Project Summary This project will map the co-development of multiple clinical and neurocognitive functional domains of ADHD from childhood to late adolescence. It proposes a novel mix of geospatial coded and other exposure risks along with multiple polygenic scores to identify etiological mechanisms of course and outcome related to ADHD. The functional and trait domains to be examined include inattention, hyperactivity-impulsivity (the two ADHD domains), irritability, executive functioning, vigilance, and reward delay discounting (an aspect of impulsivity). They will be examined over an age span of 7-19 in the first data set (called the Oregon-ADHD- 1000, of some 1450 youth) and ages 9-17 in the second data set (the longitudinal national Adolescent Brain, Cognition, and Development or ABCD study of some 11,800 children). The behavioral trajectories will be related to both baseline PRS and exposure metrics (including those available via geo-spatial address coding), as well as to time-varying changes and cumulative exposure metrics. Exposures or environmental influences are conceptualized both at a neighborhood level (neighborhood disadvantage, pollution exposure risk) as well as a within-family level (socio-economic indicators, parent or parenting characteristics). The developmental trajectories and their genetic and environmental influences will also be related to critical outcomes of mood and conduct disorder, suicidality, drug and alcohol use, all of which are elevated in relation to ADHD symptoms. The study is significant in its potential to introduce up-to-date combined exposure-PRS models of ADHD development that have not been done in a genotype and environment (GxE or G+E) context before using the methods or follow up density proposed here. It is also significant in its potential to bring clarity to the question of why ADHD so often leads to deleterious outcomes and to potential preventable moderator influences. It is innovative in its combining of PRS scores and geospatial coding measures as well as in the density and length of time development will be able to be examined using these measures. The aims directly target NIMH Strategic Priorities with a design that will include evaluation of generalizability and add knowledge about development, etiology, and mechanism. If successful the project will help to isolate actionable causal and outcome moderators as intervention targets for adolescent risk, including the important priority of suicide risk.

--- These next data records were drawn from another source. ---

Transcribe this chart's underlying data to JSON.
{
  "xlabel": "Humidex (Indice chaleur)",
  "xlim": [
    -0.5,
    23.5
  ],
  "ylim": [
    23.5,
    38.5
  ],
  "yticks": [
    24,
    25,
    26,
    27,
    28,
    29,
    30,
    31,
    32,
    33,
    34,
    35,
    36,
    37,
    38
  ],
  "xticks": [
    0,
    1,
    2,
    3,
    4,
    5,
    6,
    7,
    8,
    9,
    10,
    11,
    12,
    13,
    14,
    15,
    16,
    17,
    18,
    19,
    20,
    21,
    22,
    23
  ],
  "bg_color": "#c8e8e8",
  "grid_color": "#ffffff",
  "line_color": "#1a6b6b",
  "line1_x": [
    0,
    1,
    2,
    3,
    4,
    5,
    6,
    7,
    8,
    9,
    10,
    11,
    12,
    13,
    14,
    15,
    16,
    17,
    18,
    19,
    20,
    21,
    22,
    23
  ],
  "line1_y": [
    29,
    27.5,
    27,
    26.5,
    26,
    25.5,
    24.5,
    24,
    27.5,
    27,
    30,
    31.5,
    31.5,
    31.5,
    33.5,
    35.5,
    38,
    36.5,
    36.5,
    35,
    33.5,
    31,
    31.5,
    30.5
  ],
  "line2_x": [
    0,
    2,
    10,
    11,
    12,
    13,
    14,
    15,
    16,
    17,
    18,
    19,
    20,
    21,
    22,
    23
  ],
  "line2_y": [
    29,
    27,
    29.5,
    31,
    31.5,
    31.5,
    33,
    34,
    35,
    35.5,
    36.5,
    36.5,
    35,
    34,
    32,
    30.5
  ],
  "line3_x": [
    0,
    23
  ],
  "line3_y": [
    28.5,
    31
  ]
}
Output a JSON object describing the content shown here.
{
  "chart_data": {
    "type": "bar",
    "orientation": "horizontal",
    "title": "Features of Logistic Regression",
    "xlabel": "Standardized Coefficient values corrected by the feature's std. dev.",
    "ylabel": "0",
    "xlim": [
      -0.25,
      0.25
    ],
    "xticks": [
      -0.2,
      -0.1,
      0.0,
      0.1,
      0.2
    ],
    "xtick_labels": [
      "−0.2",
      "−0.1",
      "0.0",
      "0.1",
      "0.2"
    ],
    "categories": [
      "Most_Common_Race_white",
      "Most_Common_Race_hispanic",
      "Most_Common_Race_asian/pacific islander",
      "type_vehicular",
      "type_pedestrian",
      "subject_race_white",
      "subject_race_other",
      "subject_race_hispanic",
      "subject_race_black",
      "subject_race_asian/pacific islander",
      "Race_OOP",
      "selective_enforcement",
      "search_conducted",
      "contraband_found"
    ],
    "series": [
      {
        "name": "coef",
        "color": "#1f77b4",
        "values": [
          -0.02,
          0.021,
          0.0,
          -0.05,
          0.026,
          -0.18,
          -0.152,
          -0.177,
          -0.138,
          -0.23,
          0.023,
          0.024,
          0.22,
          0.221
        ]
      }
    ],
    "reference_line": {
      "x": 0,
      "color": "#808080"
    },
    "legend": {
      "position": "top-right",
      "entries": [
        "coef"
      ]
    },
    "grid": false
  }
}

项目摘要 该项目将绘制多动症的多个临床和神经认知功能域的共同开发 从童年到青春期。它提出了地理空间编码和其他暴露风险的新型组合 以及多个多基因分数，以确定病因学机制，以及与 多动症。要检查的功能和性状结构域包括注意力不集中，多动冲动（这两个 多动症域），易怒，执行功能，警惕和奖励延迟打折（一个方面 冲动）。在第一个数据集中，将在7-19岁的年龄范围内对它们进行检查（称为俄勒冈-Adhd-- 在第二个数据集中，有1000个，大约1450名青年和9-17岁（纵向国家青少年大脑， 认知，大约11,800名儿童的发展或ABCD研究）。行为轨迹将是 与基线PR和暴露指标有关（包括通过地理空间地址编码可用的指标）， 以及时间变化的变化和累积暴露指标。暴露或环境影响 在社区层面上都被概念化（邻里劣势，污染风险） 作为家庭内部（社会经济指标，父母或育儿特征）。发展 轨迹及其遗传和环境影响也将与情绪的关键结果和 进行障碍，自杀，毒品和饮酒，所有这些都与多动症症状有关。 该研究在引入最新的多动症的最新曝光PRS模型中很重要 在使用基因型和环境（GXE或G+E）中未完成的开发之前 在此提出的方法或后续密度。它的潜力也很重要 为什么ADHD经常导致有害结果和潜在的可预防主持人影响。这是 创新的PRS分数和地理空间编码措施以及密度和长度的创新性 时间开发将可以使用这些措施进行检查。目的直接针对NIMH 具有设计的战略优先事项将包括评估通用性并增加有关的知识 发展，病因和机制。如果成功，该项目将有助于隔离可行的因果关系，并且 结果主持人作为青少年风险的干预目标，包括自杀风险的重要优先级。